The political credibility of BNP got a serious jolt for its continuous association with the 71 war criminals and Jamaat. Whenever BNP was going for street violence their main strength was Jamaat’s cadres. After the execution of top Jamaat leaders for war crimes of 71, its strength and power has been diminishing. It affected BNP’s strength also. BNP’s another blunder was to boycott the General election of 2014. They could not persuade people to boycott the election and lead a powerful movement against the present Hasina government. In 1996 Awami League, the-then opposition party, boycotted the election with other parties and with a powerful movement toppled the BNP government. In 2014 BNP thought that they could play the same game. But they could not repeat the history.
Now BNP is out of power for 11 years. Tarique hot-headed policy and his absolute influence on his mother, led many senior leaders to desert the party. Though BNP is now the leader of twenty party front but without Jamaat they are like a toothless tiger. Khaleda Zia is now alone. She has neither strong support in the country nor abroad. It was proved after her imprisonment. BNP failed to muster any visible or affective support in and out of the country. BNP’s last blunder was to select Tarique Rahman as its acting leader. Already there is controversy in her party and in the outside world. How a man convicted of corruption and abuse of power could be selected as a leader of a party or run a successful election sitting in a foreign country far away from Bangladesh? Where is his personal charm and efficiency and experience to lead a party in crisis? Nor does he have any political credibility.
So, those people who think that Khaleda Zia’s imprisonment will unify the party are most probably wrong. BNP is not a well-knit party, but an assembly of people of different colour and opinions, interspersed with opportunity seekers. If those people think that Begum Zia will stay in the prison for a long time and the party is a rudderless boat, they will immediately jump off like the proverbial mouse who jumped from the ship of Noah. BNP might disintegrate like Convention Muslim League or truncate like Pakistan Muslim League.

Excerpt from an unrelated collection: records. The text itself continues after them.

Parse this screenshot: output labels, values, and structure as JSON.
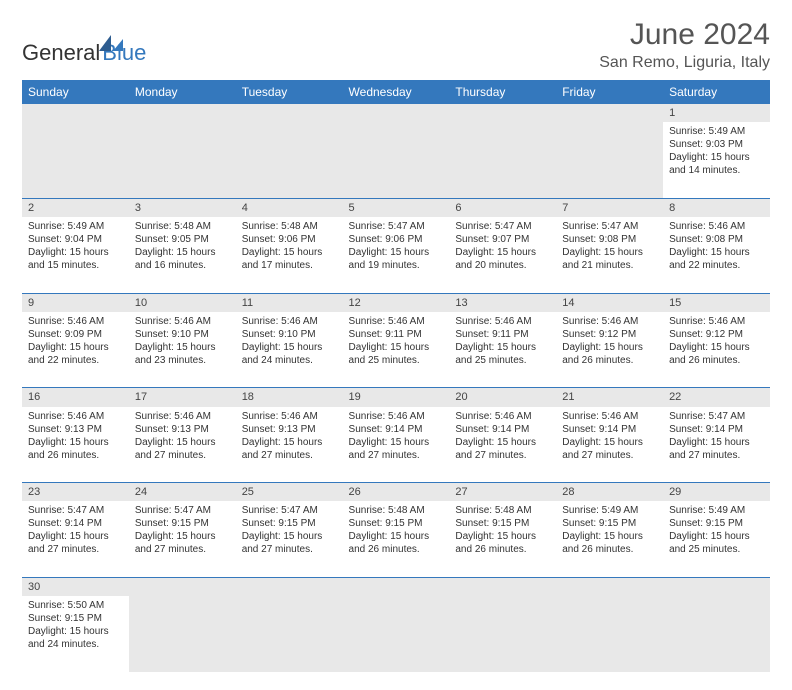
{
  "logo": {
    "text1": "General",
    "text2": "Blue"
  },
  "title": "June 2024",
  "location": "San Remo, Liguria, Italy",
  "header_bg": "#3478bd",
  "header_fg": "#ffffff",
  "day_bg": "#e8e8e8",
  "border_color": "#3478bd",
  "weekdays": [
    "Sunday",
    "Monday",
    "Tuesday",
    "Wednesday",
    "Thursday",
    "Friday",
    "Saturday"
  ],
  "weeks": [
    [
      null,
      null,
      null,
      null,
      null,
      null,
      {
        "n": "1",
        "sr": "Sunrise: 5:49 AM",
        "ss": "Sunset: 9:03 PM",
        "dl": "Daylight: 15 hours and 14 minutes."
      }
    ],
    [
      {
        "n": "2",
        "sr": "Sunrise: 5:49 AM",
        "ss": "Sunset: 9:04 PM",
        "dl": "Daylight: 15 hours and 15 minutes."
      },
      {
        "n": "3",
        "sr": "Sunrise: 5:48 AM",
        "ss": "Sunset: 9:05 PM",
        "dl": "Daylight: 15 hours and 16 minutes."
      },
      {
        "n": "4",
        "sr": "Sunrise: 5:48 AM",
        "ss": "Sunset: 9:06 PM",
        "dl": "Daylight: 15 hours and 17 minutes."
      },
      {
        "n": "5",
        "sr": "Sunrise: 5:47 AM",
        "ss": "Sunset: 9:06 PM",
        "dl": "Daylight: 15 hours and 19 minutes."
      },
      {
        "n": "6",
        "sr": "Sunrise: 5:47 AM",
        "ss": "Sunset: 9:07 PM",
        "dl": "Daylight: 15 hours and 20 minutes."
      },
      {
        "n": "7",
        "sr": "Sunrise: 5:47 AM",
        "ss": "Sunset: 9:08 PM",
        "dl": "Daylight: 15 hours and 21 minutes."
      },
      {
        "n": "8",
        "sr": "Sunrise: 5:46 AM",
        "ss": "Sunset: 9:08 PM",
        "dl": "Daylight: 15 hours and 22 minutes."
      }
    ],
    [
      {
        "n": "9",
        "sr": "Sunrise: 5:46 AM",
        "ss": "Sunset: 9:09 PM",
        "dl": "Daylight: 15 hours and 22 minutes."
      },
      {
        "n": "10",
        "sr": "Sunrise: 5:46 AM",
        "ss": "Sunset: 9:10 PM",
        "dl": "Daylight: 15 hours and 23 minutes."
      },
      {
        "n": "11",
        "sr": "Sunrise: 5:46 AM",
        "ss": "Sunset: 9:10 PM",
        "dl": "Daylight: 15 hours and 24 minutes."
      },
      {
        "n": "12",
        "sr": "Sunrise: 5:46 AM",
        "ss": "Sunset: 9:11 PM",
        "dl": "Daylight: 15 hours and 25 minutes."
      },
      {
        "n": "13",
        "sr": "Sunrise: 5:46 AM",
        "ss": "Sunset: 9:11 PM",
        "dl": "Daylight: 15 hours and 25 minutes."
      },
      {
        "n": "14",
        "sr": "Sunrise: 5:46 AM",
        "ss": "Sunset: 9:12 PM",
        "dl": "Daylight: 15 hours and 26 minutes."
      },
      {
        "n": "15",
        "sr": "Sunrise: 5:46 AM",
        "ss": "Sunset: 9:12 PM",
        "dl": "Daylight: 15 hours and 26 minutes."
      }
    ],
    [
      {
        "n": "16",
        "sr": "Sunrise: 5:46 AM",
        "ss": "Sunset: 9:13 PM",
        "dl": "Daylight: 15 hours and 26 minutes."
      },
      {
        "n": "17",
        "sr": "Sunrise: 5:46 AM",
        "ss": "Sunset: 9:13 PM",
        "dl": "Daylight: 15 hours and 27 minutes."
      },
      {
        "n": "18",
        "sr": "Sunrise: 5:46 AM",
        "ss": "Sunset: 9:13 PM",
        "dl": "Daylight: 15 hours and 27 minutes."
      },
      {
        "n": "19",
        "sr": "Sunrise: 5:46 AM",
        "ss": "Sunset: 9:14 PM",
        "dl": "Daylight: 15 hours and 27 minutes."
      },
      {
        "n": "20",
        "sr": "Sunrise: 5:46 AM",
        "ss": "Sunset: 9:14 PM",
        "dl": "Daylight: 15 hours and 27 minutes."
      },
      {
        "n": "21",
        "sr": "Sunrise: 5:46 AM",
        "ss": "Sunset: 9:14 PM",
        "dl": "Daylight: 15 hours and 27 minutes."
      },
      {
        "n": "22",
        "sr": "Sunrise: 5:47 AM",
        "ss": "Sunset: 9:14 PM",
        "dl": "Daylight: 15 hours and 27 minutes."
      }
    ],
    [
      {
        "n": "23",
        "sr": "Sunrise: 5:47 AM",
        "ss": "Sunset: 9:14 PM",
        "dl": "Daylight: 15 hours and 27 minutes."
      },
      {
        "n": "24",
        "sr": "Sunrise: 5:47 AM",
        "ss": "Sunset: 9:15 PM",
        "dl": "Daylight: 15 hours and 27 minutes."
      },
      {
        "n": "25",
        "sr": "Sunrise: 5:47 AM",
        "ss": "Sunset: 9:15 PM",
        "dl": "Daylight: 15 hours and 27 minutes."
      },
      {
        "n": "26",
        "sr": "Sunrise: 5:48 AM",
        "ss": "Sunset: 9:15 PM",
        "dl": "Daylight: 15 hours and 26 minutes."
      },
      {
        "n": "27",
        "sr": "Sunrise: 5:48 AM",
        "ss": "Sunset: 9:15 PM",
        "dl": "Daylight: 15 hours and 26 minutes."
      },
      {
        "n": "28",
        "sr": "Sunrise: 5:49 AM",
        "ss": "Sunset: 9:15 PM",
        "dl": "Daylight: 15 hours and 26 minutes."
      },
      {
        "n": "29",
        "sr": "Sunrise: 5:49 AM",
        "ss": "Sunset: 9:15 PM",
        "dl": "Daylight: 15 hours and 25 minutes."
      }
    ],
    [
      {
        "n": "30",
        "sr": "Sunrise: 5:50 AM",
        "ss": "Sunset: 9:15 PM",
        "dl": "Daylight: 15 hours and 24 minutes."
      },
      null,
      null,
      null,
      null,
      null,
      null
    ]
  ]
}
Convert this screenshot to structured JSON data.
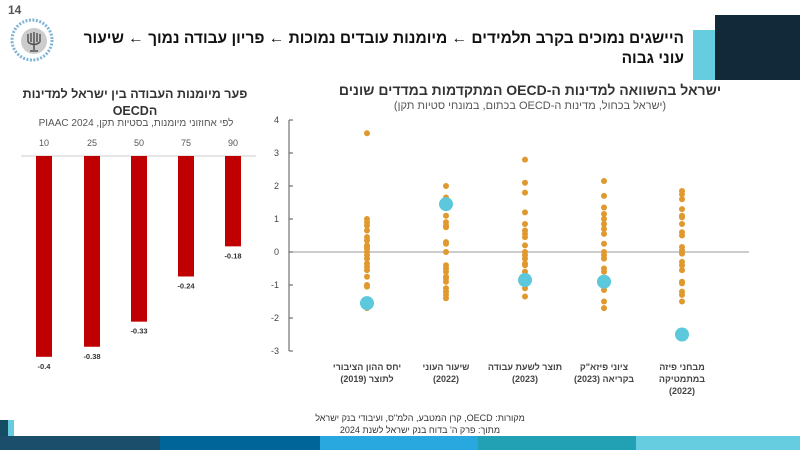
{
  "page_number": "14",
  "header": {
    "title": "היישגים נמוכים בקרב תלמידים ← מיומנות עובדים נמוכות ← פריון עבודה נמוך ← שיעור עוני גבוה"
  },
  "logo": {
    "text": "בנק ישראל BANK OF ISRAEL"
  },
  "colors": {
    "bar": "#c00000",
    "oecd_dot": "#e0992f",
    "israel_dot": "#5bc8dc",
    "header_dark": "#12293a",
    "header_accent": "#66cde0",
    "footer": [
      "#1a4e6a",
      "#006699",
      "#29a8e0",
      "#22a0b4",
      "#66cde0"
    ]
  },
  "chart_data": [
    {
      "type": "bar",
      "title": "פער מיומנות העבודה בין ישראל למדינות הOECD",
      "subtitle": "לפי אחוזוני מיומנות, בסטיות תקן, PIAAC 2024",
      "categories": [
        "10",
        "25",
        "50",
        "75",
        "90"
      ],
      "values": [
        -0.4,
        -0.38,
        -0.33,
        -0.24,
        -0.18
      ],
      "data_labels": [
        "-0.4",
        "-0.38",
        "-0.33",
        "-0.24",
        "-0.18"
      ],
      "xlabel": "",
      "ylabel": "",
      "ylim": [
        -0.4,
        0
      ],
      "grid": false
    },
    {
      "type": "scatter",
      "title": "ישראל בהשוואה למדינות ה-OECD המתקדמות במדדים שונים",
      "subtitle": "(ישראל בכחול, מדינות ה-OECD בכתום, במונחי סטיות תקן)",
      "categories": [
        "יחס ההון הציבורי לתוצר (2019)",
        "שיעור העוני (2022)",
        "תוצר לשעת עבודה (2023)",
        "ציוני פיזא\"ק בקריאה (2023)",
        "מבחני פיזה במתמטיקה (2022)"
      ],
      "yticks": [
        "4",
        "3",
        "2",
        "1",
        "0",
        "-1",
        "-2",
        "-3"
      ],
      "ylim": [
        -3,
        4
      ],
      "grid": false,
      "oecd": [
        [
          3.6,
          1.0,
          0.9,
          0.8,
          0.65,
          0.45,
          0.35,
          0.2,
          0.15,
          0.1,
          0.0,
          -0.1,
          -0.2,
          -0.35,
          -0.45,
          -0.55,
          -0.75,
          -1.0,
          -1.05,
          -1.7
        ],
        [
          2.0,
          1.65,
          1.1,
          0.9,
          0.8,
          0.75,
          0.3,
          0.25,
          0.0,
          -0.4,
          -0.5,
          -0.6,
          -0.75,
          -0.8,
          -0.9,
          -1.1,
          -1.2,
          -1.3,
          -1.4
        ],
        [
          2.8,
          2.1,
          1.8,
          1.2,
          0.85,
          0.65,
          0.55,
          0.45,
          0.2,
          0.0,
          -0.1,
          -0.2,
          -0.35,
          -0.4,
          -0.6,
          -1.0,
          -1.1,
          -1.35
        ],
        [
          2.15,
          1.7,
          1.35,
          1.15,
          1.0,
          0.85,
          0.7,
          0.55,
          0.25,
          0.0,
          -0.1,
          -0.2,
          -0.5,
          -0.6,
          -0.9,
          -1.15,
          -1.5,
          -1.7
        ],
        [
          1.85,
          1.75,
          1.6,
          1.3,
          1.1,
          1.05,
          0.85,
          0.6,
          0.5,
          0.15,
          0.05,
          -0.05,
          -0.3,
          -0.4,
          -0.55,
          -0.9,
          -0.95,
          -1.2,
          -1.3,
          -1.5
        ]
      ],
      "israel": [
        -1.55,
        1.45,
        -0.85,
        -0.9,
        -2.5
      ]
    }
  ],
  "x_category_lines": [
    [
      "יחס ההון הציבורי",
      "לתוצר (2019)"
    ],
    [
      "שיעור העוני",
      "(2022)"
    ],
    [
      "תוצר לשעת עבודה",
      "(2023)"
    ],
    [
      "ציוני פיזא\"ק",
      "בקריאה (2023)"
    ],
    [
      "מבחני פיזה",
      "במתמטיקה",
      "(2022)"
    ]
  ],
  "source": {
    "line1": "מקורות: OECD, קרן המטבע, הלמ\"ס, ועיבודי בנק ישראל",
    "line2": "מתוך: פרק ה' בדוח בנק ישראל לשנת 2024"
  }
}
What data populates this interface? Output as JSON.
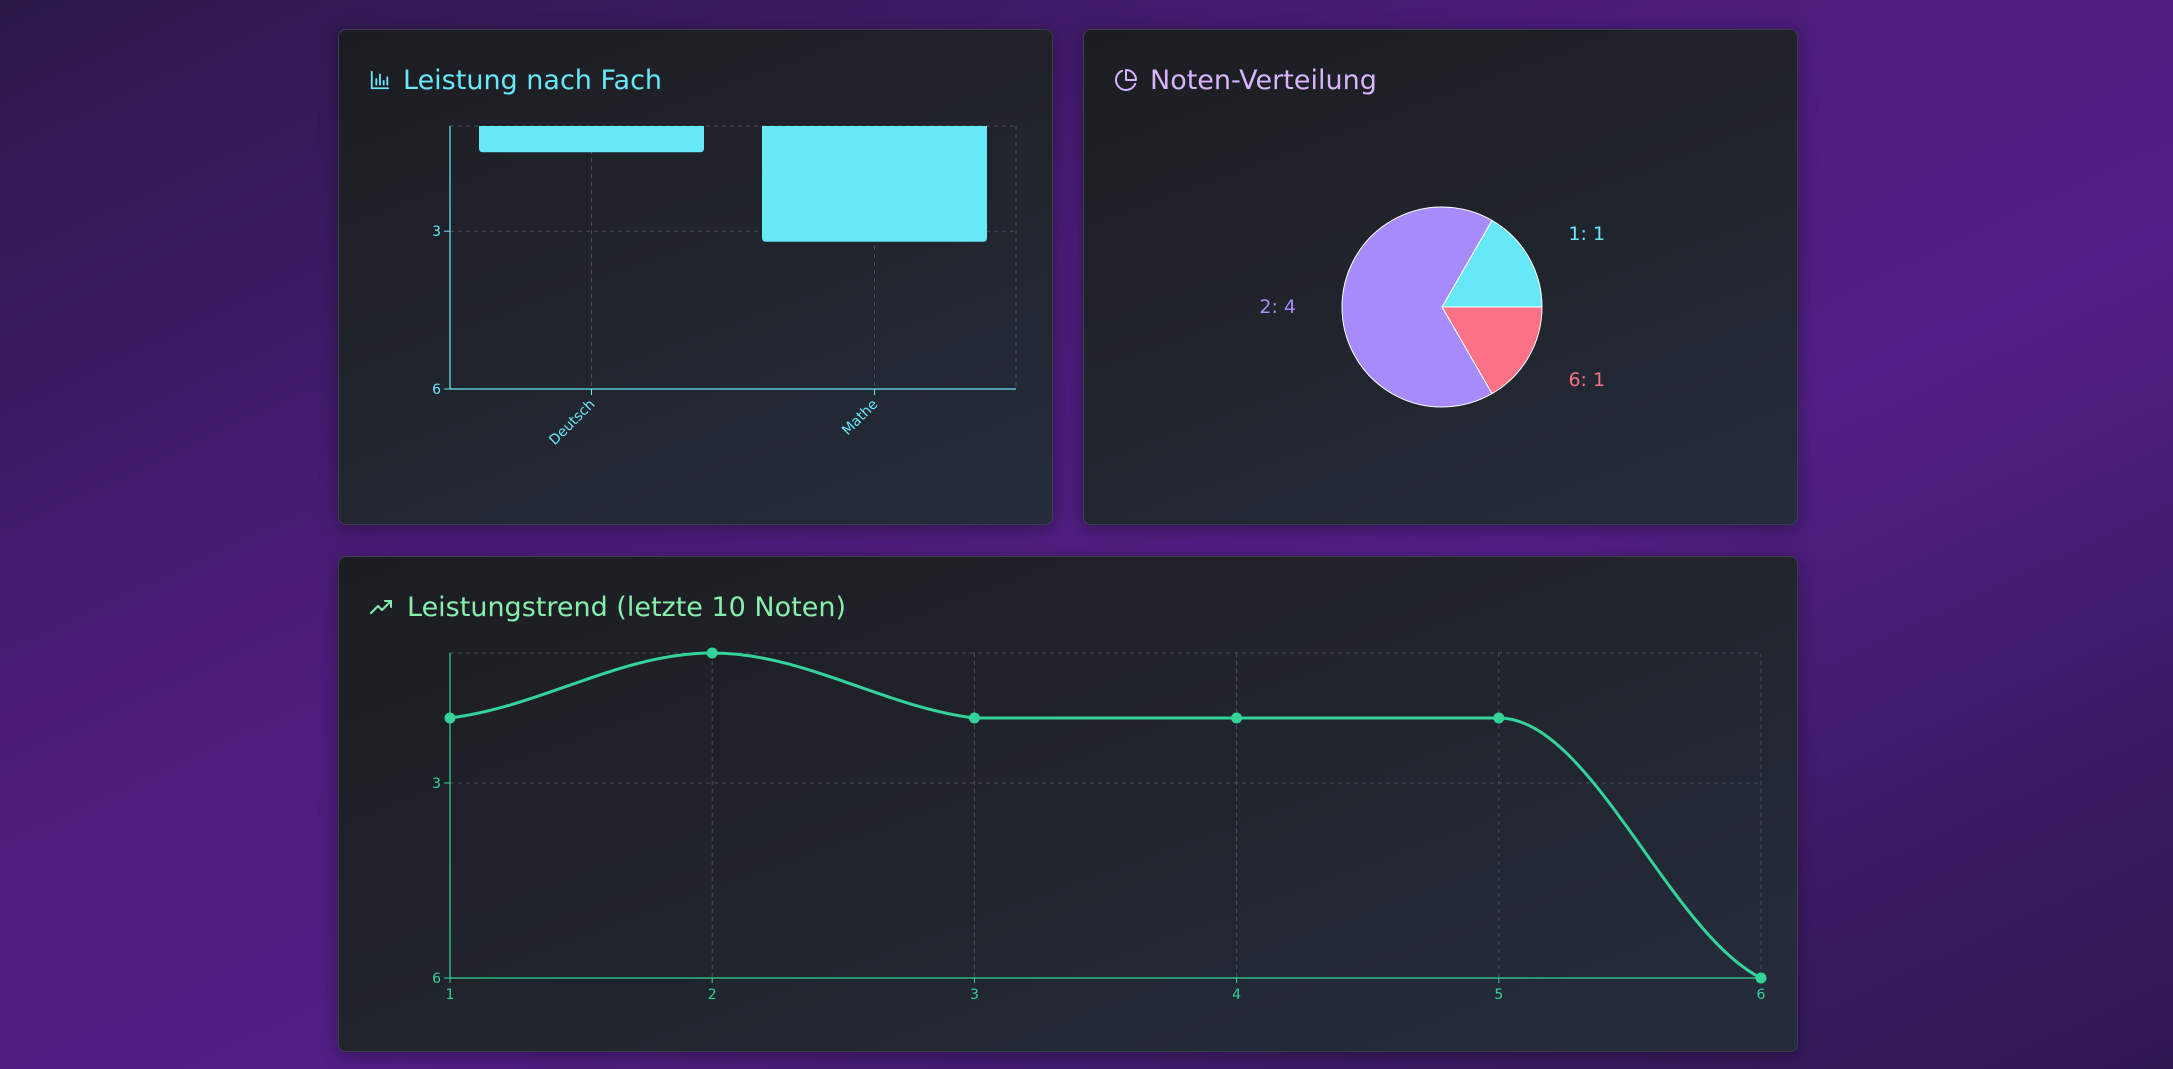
{
  "cards": {
    "bar": {
      "title": "Leistung nach Fach",
      "icon": "bar-chart-icon"
    },
    "pie": {
      "title": "Noten-Verteilung",
      "icon": "pie-chart-icon"
    },
    "line": {
      "title": "Leistungstrend (letzte 10 Noten)",
      "icon": "trending-up-icon"
    }
  },
  "colors": {
    "cyan": "#67e8f9",
    "purple": "#a78bfa",
    "red": "#fb7185",
    "green": "#34d399",
    "grid": "#4a4f5c"
  },
  "chart_data": [
    {
      "type": "bar",
      "title": "Leistung nach Fach",
      "categories": [
        "Deutsch",
        "Mathe"
      ],
      "values": [
        1.5,
        3.2
      ],
      "ylim": [
        1,
        6
      ],
      "y_inverted": true,
      "yticks": [
        3,
        6
      ],
      "grid": true,
      "xlabel": "",
      "ylabel": ""
    },
    {
      "type": "pie",
      "title": "Noten-Verteilung",
      "slices": [
        {
          "label": "1: 1",
          "grade": "1",
          "count": 1,
          "color": "#67e8f9"
        },
        {
          "label": "6: 1",
          "grade": "6",
          "count": 1,
          "color": "#fb7185"
        },
        {
          "label": "2: 4",
          "grade": "2",
          "count": 4,
          "color": "#a78bfa"
        }
      ]
    },
    {
      "type": "line",
      "title": "Leistungstrend (letzte 10 Noten)",
      "x": [
        1,
        2,
        3,
        4,
        5,
        6
      ],
      "values": [
        2,
        1,
        2,
        2,
        2,
        6
      ],
      "ylim": [
        1,
        6
      ],
      "y_inverted": true,
      "yticks": [
        3,
        6
      ],
      "xticks": [
        1,
        2,
        3,
        4,
        5,
        6
      ],
      "grid": true,
      "smooth": true
    }
  ]
}
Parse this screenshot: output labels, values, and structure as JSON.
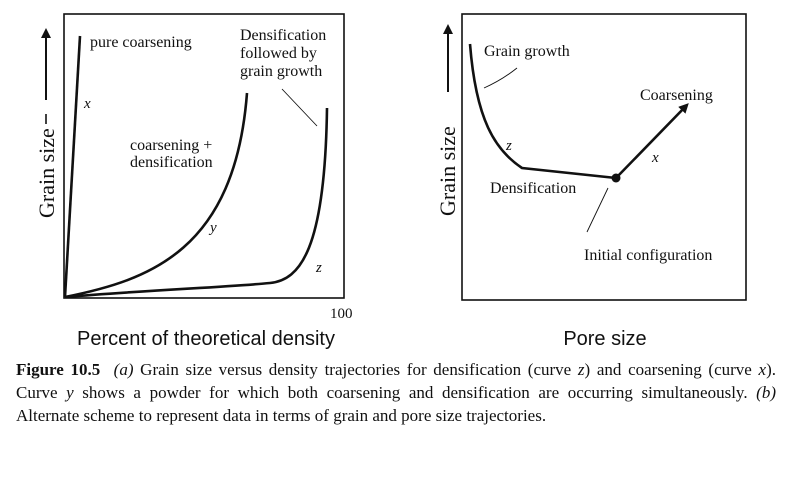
{
  "panel_a": {
    "y_axis_label": "Grain size",
    "x_axis_label": "Percent of theoretical density",
    "x_tick": "100",
    "curves": {
      "x": {
        "letter": "x",
        "label": "pure coarsening"
      },
      "y": {
        "letter": "y",
        "label_line1": "coarsening +",
        "label_line2": "densification"
      },
      "z": {
        "letter": "z",
        "label_line1": "Densification",
        "label_line2": "followed by",
        "label_line3": "grain growth"
      }
    }
  },
  "panel_b": {
    "y_axis_label": "Grain size",
    "x_axis_label": "Pore size",
    "labels": {
      "grain_growth": "Grain growth",
      "densification": "Densification",
      "coarsening": "Coarsening",
      "initial": "Initial configuration",
      "z": "z",
      "x": "x"
    }
  },
  "caption": {
    "figure": "Figure 10.5",
    "part_a": "(a)",
    "text1": " Grain size versus density trajectories for densification (curve ",
    "z": "z",
    "text2": ") and coarsening (curve ",
    "x": "x",
    "text3": "). Curve ",
    "y": "y",
    "text4": " shows a powder for which both coarsening and densification are occurring simultaneously. ",
    "part_b": "(b)",
    "text5": " Alternate scheme to represent data in terms of grain and pore size trajectories."
  }
}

In my humble opinion, the party’s salvation lies in joining the next election with or without Khaleda Zia but with a combination of old and new leadership in place of Tarique Rahman. For that, they can try to bring back their senior old leaders like Dr. Badruddoza Chowdhury, Colonel Oliur Rahman and others like them. They may go for peaceful movement to free Begum Zia, but at the same time they should declare their intention to participate in the election. Whether Khaleda Zia is in prison or out of the prison with bail, it will be possible for her to lead the election campaign with the cooperation of old and new leaders. The party should denounce the path of violence and show their allegiance to the secular and democratic ideals which are the corner stones of the independent Bangladesh. I pray earnestly that BNP should revive from this great crisis for the sake of a strong and two-party democratic system in Bangladesh.